해당 태스크의 support set \((\mathbf x_i^\text{spt}, y_i^\text{spt})\)을 gradient descent 시킴으로써 task-specific parameter vector \(\phi_i\)를 얻는다.

\[ \Large \phi_i \leftarrow \theta - \alpha \times \nabla_\theta \mathcal{L}\left(y_i^\text{spt}, f(\mathbf x_i^\text{spt}; \theta)\right) \]

\[\begin{split} \alpha : \text{Update rate} \\ \mathcal L : \text{Loss function}\\ (\mathbf x^\text{spt}, \mathbf y^\text{spt}) : \text{Support set} \end{split}\]

그렇게 얻은 task-specific parameter를 통해 본격적으로 쿼리셋(\(\mathbf x^\text{qry}\))에 대한 inference를 수행한다.

\[ \Large \theta^*\leftarrow \theta - \beta \times \nabla_\theta \mathcal L(\mathbf y_i^\text{qry}, f(\mathbf x_i^\text{qry};~\phi_i)) \]

\[\begin{split} \beta : \text{Meta-learning rate} \\ \mathcal L : \text{Loss function}\\ (\mathbf x^\text{qry}, \mathbf y^\text{qry}) : \text{Query set}\\ \theta^* : \text{Updated theta} \end{split}\]

이해를 돕기 위해 pseudo-code를 참고해보도록 하겠습니다.

# Pseudo Code 1
for x_spt, y_spt, x_qry, y_qry in tasks:
    y_spt_pred = f(x_spt, θ)
    spt_loss = loss(y_spt, y_spt_pred)
    ϕ_i = θ - α*grad(spt_loss, θ)

    y_qry_pred = f(x_qry, ϕ_i)
    qry_loss = loss(y_qry, y_qry_pred)
    θ = θ - β*grad(qry_loss, θ)

# Pseudo Code 2 (pytorch api)
meta_optim = optim.Adam(θ, lr=β)

for x_spt, y_spt, x_qry, y_qry in tasks:
    meta_optim.zero_grad()
    y_spt_pred = f(x_spt, θ)
    spt_loss = loss(y_spt, y_spt_pred)
    ϕ_i = θ - α*grad(spt_loss, θ)

    y_qry_pred = f(x_qry, ϕ_i)
    qry_loss = loss(y_qry, y_qry_pred)
    qry_loss.backward()
    meta_optim.step()

문제점과 대안#

하지만 기본적으로 vanilla MAML은 과중한 컴퓨팅 코스트를 유발합니다. 그래디언트 디센트로 얻은 task specific parameter를 통해 얻은 최종 Loss를 또 다시 그래디언트 디센트를 하기 때문입니다. 이 문제를 해결하기 위한 어프로치는 다음과 같습니다.

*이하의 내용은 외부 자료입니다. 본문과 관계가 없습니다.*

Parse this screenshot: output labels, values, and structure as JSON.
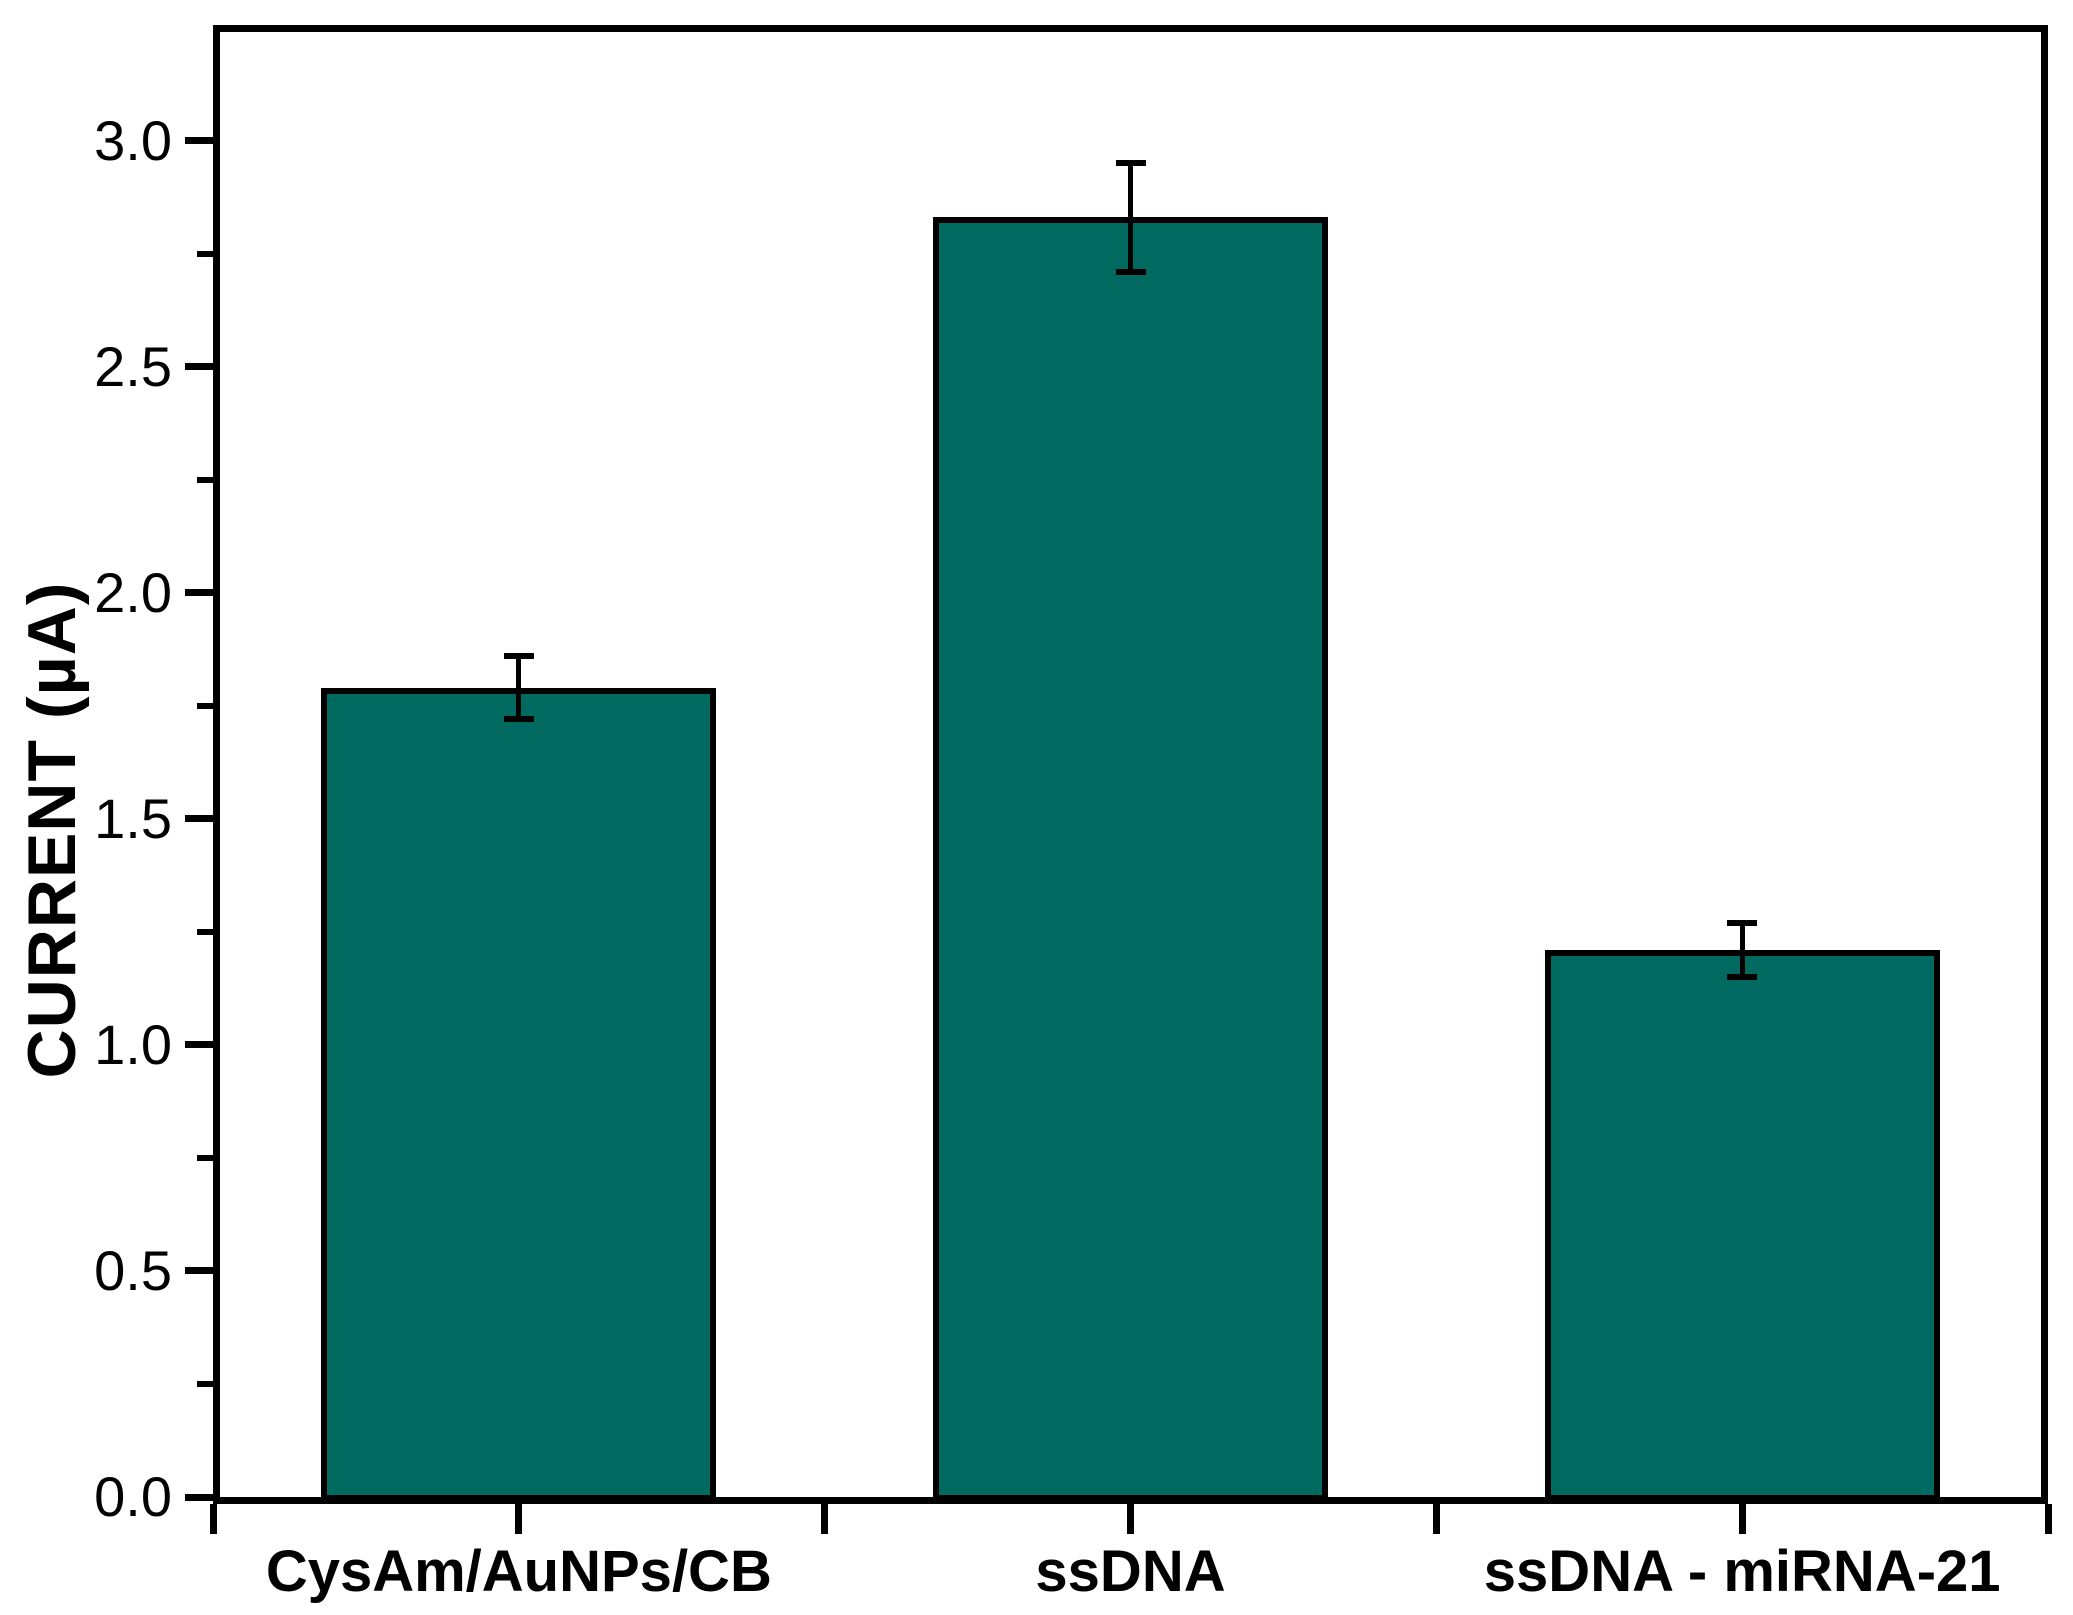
{
  "chart_data": {
    "type": "bar",
    "title": "",
    "xlabel": "",
    "ylabel": "CURRENT (µA)",
    "categories": [
      "CysAm/AuNPs/CB",
      "ssDNA",
      "ssDNA - miRNA-21"
    ],
    "values": [
      1.79,
      2.83,
      1.21
    ],
    "errors": [
      0.07,
      0.12,
      0.06
    ],
    "ylim": [
      0,
      3.24
    ],
    "ytick_values": [
      0.0,
      0.5,
      1.0,
      1.5,
      2.0,
      2.5,
      3.0
    ],
    "ytick_labels": [
      "0.0",
      "0.5",
      "1.0",
      "1.5",
      "2.0",
      "2.5",
      "3.0"
    ],
    "minor_ytick_values": [
      0.25,
      0.75,
      1.25,
      1.75,
      2.25,
      2.75
    ],
    "bar_color": "#006a60",
    "bar_border_color": "#000000",
    "error_bar_color": "#000000",
    "axis_color": "#000000",
    "grid": false,
    "legend_position": "none"
  }
}
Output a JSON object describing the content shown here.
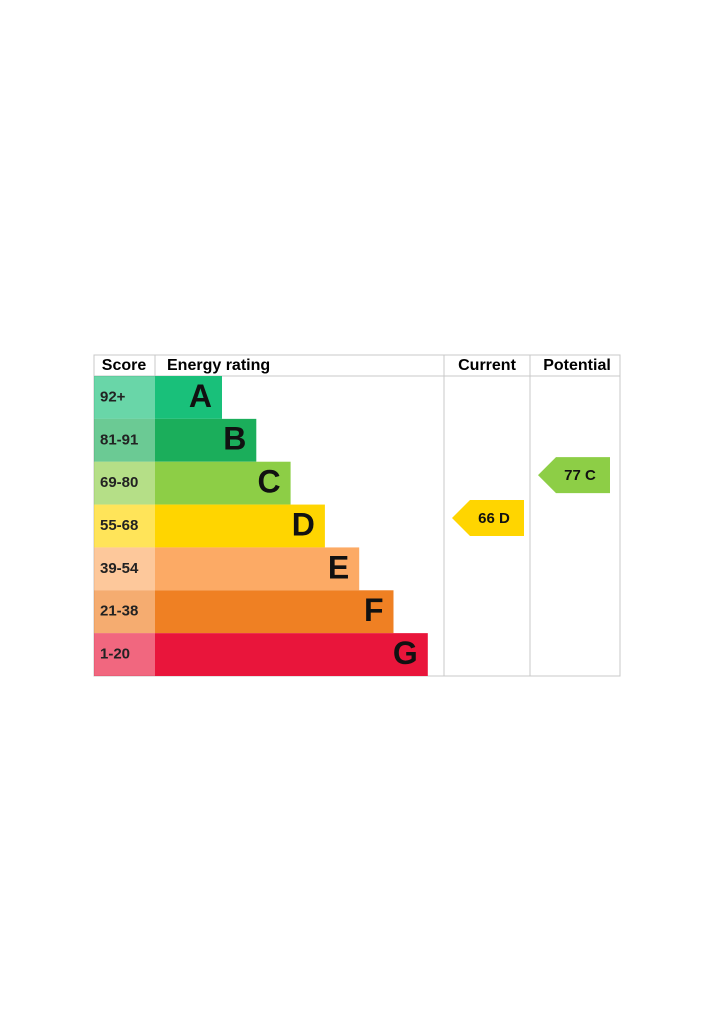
{
  "headers": {
    "score": "Score",
    "rating": "Energy rating",
    "current": "Current",
    "potential": "Potential"
  },
  "bands": [
    {
      "score": "92+",
      "letter": "A",
      "color": "#19c07a"
    },
    {
      "score": "81-91",
      "letter": "B",
      "color": "#1bae5b"
    },
    {
      "score": "69-80",
      "letter": "C",
      "color": "#8dce46"
    },
    {
      "score": "55-68",
      "letter": "D",
      "color": "#ffd500"
    },
    {
      "score": "39-54",
      "letter": "E",
      "color": "#fcaa65"
    },
    {
      "score": "21-38",
      "letter": "F",
      "color": "#ef8023"
    },
    {
      "score": "1-20",
      "letter": "G",
      "color": "#e9153b"
    }
  ],
  "current": "66 D",
  "potential": "77 C"
}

1. \(\cfrac{d\phi_i}{d\theta}\)를 \(I\)로 간주하기

최종적으로 우리가 계산하는 그래디언트(\(\nabla_\theta \mathcal L\))는 chain rule에 따라 다음과 같이 decompose할 수 있습니다.

\[\begin{split} \nabla_\theta \mathcal L \left(\mathbf y_i^\text{qry}, f(\mathbf x_i^\text{qry}, \phi_i)\right) \\ = \cfrac{d}{d\theta} \mathcal L \left(\mathbf y_i^\text{qry}, f(\mathbf x_i^\text{qry}, \phi_i)\right) \\ = \cfrac{d \mathcal L}{d\phi_i} \cfrac{d\phi_i}{d\theta} \end{split}\]

그리고 여기서 \(\cfrac{d\phi_i}{d\theta}\)를 \(I\)로 간주하게 된다면, 우리는 \(\cfrac{d\mathcal L}{d\phi_i}\)를 \(\nabla_\theta \mathcal L\)로 취급하겠다는 이야기가 됩니다. 그리고 \(\cfrac{d\mathcal L}{d\phi_i}\)를 계산하는 것은 그냥 일반적으로 supervised learning에서 그래디언트를 계산하는 것과 다를 바가 없어 컴퓨팅 코스트가 낮습니다. (반면, \(\cfrac{d\mathcal L}{d\theta}\)를 계산하는 것은 컴퓨팅 코스트가 매우 큽니다!)

물론 \(\cfrac{d\phi_i}{d\theta} \approx I\)는 굉장히 무식한 approximation처럼 보일 수 있습니다. 하지만 Chelsea Finn 교수님의 말씀에 따르면, 심플한 퓨샷 태스크에서는 잘 동작한다고 합니다. 다만 태스크의 난이도가 복잡해지면 좋은 효과를 기대하기가 어렵다고 합니다.

2. 헤드 부분만 옵티마이즈하기

모델 파라미터 전체를 task-specific 파라미터로써 그래디언트 디센트하는 것이 아니라, 모델의 헤드 부분(모델의 마지막 레이어)만을 task-specific 파라미터로써 그래디언트 디센트한다면 이것 역시 컴퓨팅 코스트를 줄일 수 있는 좋은 대안이 될 수 있을 것입니다.

Appendix A: `create_graph=True` (PyTorch)#

파이토치의 backward 메서드나 autograd함수에는 create_graph=True라는 옵션을 설정할 수 있습니다. create_graph를 True로 설정되면 autograd를 통해 계산된 그래디언트 벡터에서도 computation graph가 계속 이어집니다! 이를 통해 task-specific parameter \(\phi_i\)를 계산하고, 다시 그걸 바탕으로 최종 Loss (\(\mathcal L(\mathbf y_i^\text{qry}, f(\mathbf x_i^\text{qry};~\phi_i))\))를 산출하고 거기서 다시 backward를 실행해도 정상적으로 back-propagating이 원래의 파라미터 \(\theta\)에까지 전달될 수 있습니다.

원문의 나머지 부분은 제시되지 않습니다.